Klein, talking about the cigarette in the picture of Brassai, says that “The cigarette is an index – not a symbol but an entity that is what it is”, but correlatively it is “a sign for the general category of things it is. The index of the cigarette points to itself to indicate that it is an instrument of the photographers’ trade” (24). Later he contends that the cigarette is “like a sign”.

On the basis of this I wonder about the distinction between “symbol” and “sign” (and I have Peirce’s distinctions in the back of my mind too, which adds a little to my confusion), because it seems that “the cigarette as sign” or the “cigarette as index” not only exists “en-soi” (i.e. as “an entity that is what it is”), but also “pour-soi” (i.e. as something almost reflective, as something that is able to “point to itself”). In other words, does Klein, like Gell, suggest that cigarettes have (secondary) agency, whereas “the symbol” does not?

I think it is interesting to note how he goes from paying a lot of attention to the cigarette per se, and then on to the act/non-act of smoking.
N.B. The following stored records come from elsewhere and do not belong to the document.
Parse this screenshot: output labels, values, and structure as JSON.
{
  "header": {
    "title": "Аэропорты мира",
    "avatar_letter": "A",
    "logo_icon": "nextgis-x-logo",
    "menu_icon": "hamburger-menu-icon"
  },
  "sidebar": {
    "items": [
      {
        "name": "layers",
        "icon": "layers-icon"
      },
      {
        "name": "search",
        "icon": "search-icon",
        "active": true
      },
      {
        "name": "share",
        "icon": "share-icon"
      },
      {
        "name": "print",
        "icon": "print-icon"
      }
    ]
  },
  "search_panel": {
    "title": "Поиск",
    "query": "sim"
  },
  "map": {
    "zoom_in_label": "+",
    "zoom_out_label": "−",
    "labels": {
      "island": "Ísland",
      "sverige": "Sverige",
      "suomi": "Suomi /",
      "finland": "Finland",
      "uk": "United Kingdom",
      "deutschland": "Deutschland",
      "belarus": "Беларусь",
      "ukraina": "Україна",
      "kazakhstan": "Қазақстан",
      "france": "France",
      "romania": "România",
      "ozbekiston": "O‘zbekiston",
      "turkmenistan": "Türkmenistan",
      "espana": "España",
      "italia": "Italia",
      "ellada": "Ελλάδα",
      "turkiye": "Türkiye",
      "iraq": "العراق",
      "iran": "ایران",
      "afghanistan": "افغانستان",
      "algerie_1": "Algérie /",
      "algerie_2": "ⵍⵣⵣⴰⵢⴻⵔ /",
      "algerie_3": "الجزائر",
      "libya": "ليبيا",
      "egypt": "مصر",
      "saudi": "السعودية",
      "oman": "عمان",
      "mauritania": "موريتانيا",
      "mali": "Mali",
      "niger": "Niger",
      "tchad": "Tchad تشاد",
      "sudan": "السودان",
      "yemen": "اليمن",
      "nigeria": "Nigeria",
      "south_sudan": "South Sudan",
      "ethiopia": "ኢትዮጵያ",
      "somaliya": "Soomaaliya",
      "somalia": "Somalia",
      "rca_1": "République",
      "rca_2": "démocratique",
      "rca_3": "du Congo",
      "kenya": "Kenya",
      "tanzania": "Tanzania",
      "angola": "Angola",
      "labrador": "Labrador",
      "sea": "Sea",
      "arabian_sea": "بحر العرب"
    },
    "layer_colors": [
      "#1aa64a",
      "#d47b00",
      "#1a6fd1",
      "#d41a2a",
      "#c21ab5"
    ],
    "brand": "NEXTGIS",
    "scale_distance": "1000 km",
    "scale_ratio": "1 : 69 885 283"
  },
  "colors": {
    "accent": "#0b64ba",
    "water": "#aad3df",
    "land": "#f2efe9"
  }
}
It is as if he by suggesting that smoking oscillates between an “act” and a “non-act”, is implying that even though smoking is an instrument for appropriating the world symbolically, the cigarette, as we vented about the Miller chair during last class, “performs on the smoker”, and not vice versa.

Going back to the definitions from the web, I find it relatively unproblematic to acknowledge that the cigarette is an object produced and shaped by human craft. So far so good. The second definition I find more interesting, as it is saying that an artifact is “something viewed as a product of human conception or agency rather than an inherent element”. In other words is seems to allows us to recognize that, as Klein puts in his conclusion, “smoking is not only a physical act but a discursive act” (182). And likewise one might add, the cigarette is not just merely a physical object “en-soi”, but also a discursive one, “pour-soi”…. Oooo, I’m not on solid terrain here. Not quite sure where I am heading with this. Well, well…

And now to Saferstein who perhaps sees the collaborative work of television production as an artifact? I don’t know If him trying to hard here, but the second and third definition, although dealing with “the artifact” in relation to science, seems like possible inroads to say something interesting about it, just don’t know what. Because, the article is quite straight forward I think, but I want it to make sense in relation to the “Cognizing Artifacts” and not least Klein and the cigarette.

This leads me to a question about American grammar. When you say “Cognizing Artifacts” are you thereby implying that the one cognizing is the actual artifact or rather that “a subject is cognizing an artifact”? Because in relation to Saferstein’s piece, it seems that one could suggest that the collaboration between participants yields a “communal objective” or a “communal mental model” that has an agency of its own. An artifact, which is characterized not only by Sartre’s “immediate consciousness” but also the "reflexive consciousness".